Because involvement in patients with juvenile systemic sclerosis widely varies, surgical management must be individualized.
- Surgery to release contractures is occasionally indicated, and a few patients benefit from the surgical release of entrapped nerves.
- Emergency life-saving surgery in patients with juvenile systemic sclerosis who have a ruptured viscus may be required.
- Amputation should be considered only in extreme cases and if no other therapeutic options have proven effective.
- Sympathectomy as a treatment of the peripheral vascular disease is no longer used.

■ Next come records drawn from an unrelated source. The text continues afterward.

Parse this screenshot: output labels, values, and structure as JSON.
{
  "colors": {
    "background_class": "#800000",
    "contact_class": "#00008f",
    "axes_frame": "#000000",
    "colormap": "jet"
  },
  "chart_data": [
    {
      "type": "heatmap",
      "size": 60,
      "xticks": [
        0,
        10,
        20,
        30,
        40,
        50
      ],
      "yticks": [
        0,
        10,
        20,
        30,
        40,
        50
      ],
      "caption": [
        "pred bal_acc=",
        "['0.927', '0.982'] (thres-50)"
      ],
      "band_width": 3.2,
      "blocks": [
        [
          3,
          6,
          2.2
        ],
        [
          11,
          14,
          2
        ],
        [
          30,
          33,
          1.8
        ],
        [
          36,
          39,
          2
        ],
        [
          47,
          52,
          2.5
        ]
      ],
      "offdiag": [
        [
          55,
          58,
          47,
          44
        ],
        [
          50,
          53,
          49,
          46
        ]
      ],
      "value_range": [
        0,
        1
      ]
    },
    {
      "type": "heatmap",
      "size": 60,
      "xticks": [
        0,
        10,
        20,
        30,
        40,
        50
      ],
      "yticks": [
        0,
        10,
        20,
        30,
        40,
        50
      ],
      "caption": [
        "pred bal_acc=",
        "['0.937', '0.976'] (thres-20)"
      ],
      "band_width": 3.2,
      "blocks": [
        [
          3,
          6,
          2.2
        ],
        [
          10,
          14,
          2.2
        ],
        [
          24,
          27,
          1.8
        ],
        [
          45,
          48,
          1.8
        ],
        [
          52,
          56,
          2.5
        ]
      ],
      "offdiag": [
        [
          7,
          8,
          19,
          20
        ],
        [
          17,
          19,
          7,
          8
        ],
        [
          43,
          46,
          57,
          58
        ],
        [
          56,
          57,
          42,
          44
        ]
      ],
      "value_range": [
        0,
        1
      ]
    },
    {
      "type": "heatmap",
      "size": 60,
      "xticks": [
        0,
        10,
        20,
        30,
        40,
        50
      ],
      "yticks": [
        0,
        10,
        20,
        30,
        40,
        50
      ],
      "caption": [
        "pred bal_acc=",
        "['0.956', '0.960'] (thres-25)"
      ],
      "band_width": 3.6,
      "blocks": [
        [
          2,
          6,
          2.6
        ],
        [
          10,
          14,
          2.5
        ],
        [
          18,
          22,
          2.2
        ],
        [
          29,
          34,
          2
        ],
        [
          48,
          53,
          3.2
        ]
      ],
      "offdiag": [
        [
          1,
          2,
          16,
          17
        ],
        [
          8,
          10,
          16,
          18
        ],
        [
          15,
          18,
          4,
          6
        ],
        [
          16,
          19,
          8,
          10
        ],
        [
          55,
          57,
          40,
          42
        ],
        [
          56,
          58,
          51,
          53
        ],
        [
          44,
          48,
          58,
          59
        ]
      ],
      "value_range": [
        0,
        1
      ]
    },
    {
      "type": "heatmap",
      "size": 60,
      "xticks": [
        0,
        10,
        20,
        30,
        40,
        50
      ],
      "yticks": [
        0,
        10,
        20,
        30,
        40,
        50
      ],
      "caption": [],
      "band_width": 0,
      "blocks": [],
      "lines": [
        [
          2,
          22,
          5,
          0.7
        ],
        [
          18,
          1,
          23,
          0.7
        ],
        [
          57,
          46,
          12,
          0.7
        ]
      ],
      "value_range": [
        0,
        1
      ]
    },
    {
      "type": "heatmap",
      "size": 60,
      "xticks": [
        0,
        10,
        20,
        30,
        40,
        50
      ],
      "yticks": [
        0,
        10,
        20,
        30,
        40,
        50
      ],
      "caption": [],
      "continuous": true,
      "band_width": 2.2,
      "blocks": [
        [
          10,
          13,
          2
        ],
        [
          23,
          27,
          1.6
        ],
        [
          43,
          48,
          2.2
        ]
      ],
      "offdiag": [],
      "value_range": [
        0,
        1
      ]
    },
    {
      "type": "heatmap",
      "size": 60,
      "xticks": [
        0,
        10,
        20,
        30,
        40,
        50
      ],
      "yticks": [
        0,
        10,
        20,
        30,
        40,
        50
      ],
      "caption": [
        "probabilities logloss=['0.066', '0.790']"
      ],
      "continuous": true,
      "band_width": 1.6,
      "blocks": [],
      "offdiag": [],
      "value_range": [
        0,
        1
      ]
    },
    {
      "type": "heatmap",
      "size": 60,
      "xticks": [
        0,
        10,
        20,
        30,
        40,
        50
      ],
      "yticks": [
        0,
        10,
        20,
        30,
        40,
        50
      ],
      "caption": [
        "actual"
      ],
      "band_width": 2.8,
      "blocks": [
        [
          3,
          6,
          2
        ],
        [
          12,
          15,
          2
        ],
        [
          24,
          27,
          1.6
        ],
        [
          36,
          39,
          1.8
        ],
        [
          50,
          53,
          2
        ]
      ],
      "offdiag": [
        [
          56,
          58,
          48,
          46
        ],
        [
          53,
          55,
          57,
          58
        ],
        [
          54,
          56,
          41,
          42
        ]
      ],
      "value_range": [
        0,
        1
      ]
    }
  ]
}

The treatment of severe, chronic and debilitating pediatric diseases such as JSSc requires a team approach.
- The pediatric rheumatologist team leader must be a specialist experienced in the care of patients with JSSc.
- The team should also include a pediatric gastroenterologist, pediatric nephrologist, pediatric cardiologist, and pediatric pulmonologist.
- The team should also include a nurse educator, occupational therapist, physical therapist, nutritionist, and social worker.
- Telemedicine may play a role in long-distance consultation and treatment of patients with JSSc who reside far from full-service institutions.
- Recent experimental therapies that necessitate other consultations, such as stem cell, renal, cardiac, and lung transplantation, are beyond the scope of this discussion. The author does not recommend organ transplantation in any child with JSSc.